En effet, les résultats de cette surveillance peuvent aider les autorités sanitaires à :

  • estimer l’efficacité des biocides pour le contrôle des vecteurs,
  • choisir les méthodes les plus efficaces pour le contrôle des vecteurs dans les zones à risque de transmission.
  • à développer des stratégies de contrôle des vecteurs efficaces et durables, y compris l’utilisation de méthodes de contrôle non basées sur les biocides.

Il n’y a pas d’autorisation en Europe à ce jour pour la libération d’insectes stériles et la modification génétique des vecteurs.

Vincent Corbel

Il est important de prendre en compte la résistance aux biocides dans la planification et l’évaluation des programmes de contrôle des vecteurs. Cela permettra d’estimer l’efficacité des insecticides et de minimiser l’impact de la résistance sur la santé publique et animale.

On peut envisager des méthodes de contrôle des vecteurs qui ne dépendent pas des biocides pour contrôler les vecteurs résistants aux insecticides. Parmi ces méthodes, on trouve :

  • les méthodes physiques (par exemple, les pièges à moustiques),
  • les méthodes biologiques (par exemple, la libération d’insectes stériles)
  • ou les méthodes génétiques (par exemple, la modification génétique des vecteurs).

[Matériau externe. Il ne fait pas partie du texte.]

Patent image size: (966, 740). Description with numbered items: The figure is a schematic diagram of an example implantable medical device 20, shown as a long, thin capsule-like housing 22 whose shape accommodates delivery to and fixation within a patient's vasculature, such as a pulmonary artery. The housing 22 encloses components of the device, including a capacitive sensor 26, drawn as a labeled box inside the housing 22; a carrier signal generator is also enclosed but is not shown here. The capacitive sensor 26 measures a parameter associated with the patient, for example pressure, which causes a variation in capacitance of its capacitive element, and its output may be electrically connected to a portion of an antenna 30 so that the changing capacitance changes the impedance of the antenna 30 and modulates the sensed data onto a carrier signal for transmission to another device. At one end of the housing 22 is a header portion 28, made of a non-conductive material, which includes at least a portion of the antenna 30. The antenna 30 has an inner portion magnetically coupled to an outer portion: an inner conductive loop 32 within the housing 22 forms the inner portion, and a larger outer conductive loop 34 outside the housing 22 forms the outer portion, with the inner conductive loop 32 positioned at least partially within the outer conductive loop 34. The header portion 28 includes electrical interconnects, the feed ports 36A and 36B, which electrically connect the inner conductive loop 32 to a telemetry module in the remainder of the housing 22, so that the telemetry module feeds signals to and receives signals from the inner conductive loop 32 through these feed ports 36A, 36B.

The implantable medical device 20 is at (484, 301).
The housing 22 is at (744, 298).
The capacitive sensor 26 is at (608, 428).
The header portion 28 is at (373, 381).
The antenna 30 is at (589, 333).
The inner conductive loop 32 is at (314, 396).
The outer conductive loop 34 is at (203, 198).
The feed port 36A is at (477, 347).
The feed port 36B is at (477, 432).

« Notons cependant qu’il n’y a pas d’autorisation en Europe à ce jour pour la libération d’insectes stériles et la modification génétique des vecteurs, indique Vincent Corbel. Ces méthodes sont à l’étude dans de nombreux pays dont le Brésil. »

L’’ANSES a publié en septembre 2021 un rapport d’expertise collective sur l’efficacité des pièges utilisés contre les moustiques Aedes vecteurs d’arboviroses.

Améliorer la surveillance de la résistance aux biocides chez les vecteurs

Les auteurs soulignent que les données sur la résistance aux insecticides sont fragmentées dans le temps et l’espace. Il y a actuellement un manque de cohérence dans la méthodologie utilisée dans les études. Cela rend difficile la comparaison des résultats entre différentes études et la formulation de conclusions générales.

La surveillance du phénomène doit donc être améliorée en utilisant des méthodes standardisées et cohérentes, afin de mieux comprendre son étendue et son ampleur chez les vecteurs dans la région UE/EEE.

En outre, les chercheurs travaillant sur la résistance aux biocides devraient collaborer avec les professionnels de la santé publique et de la santé animale impliqués dans le contrôle des vecteurs pour :

  • mettre à jour les données de surveillance de la résistance aux biocides,
  • élaborer des cartes de risque,
  • fournir une expertise scientifique et technique aux décideurs politiques,
  • et diffuser des informations entre les différents acteurs et pays.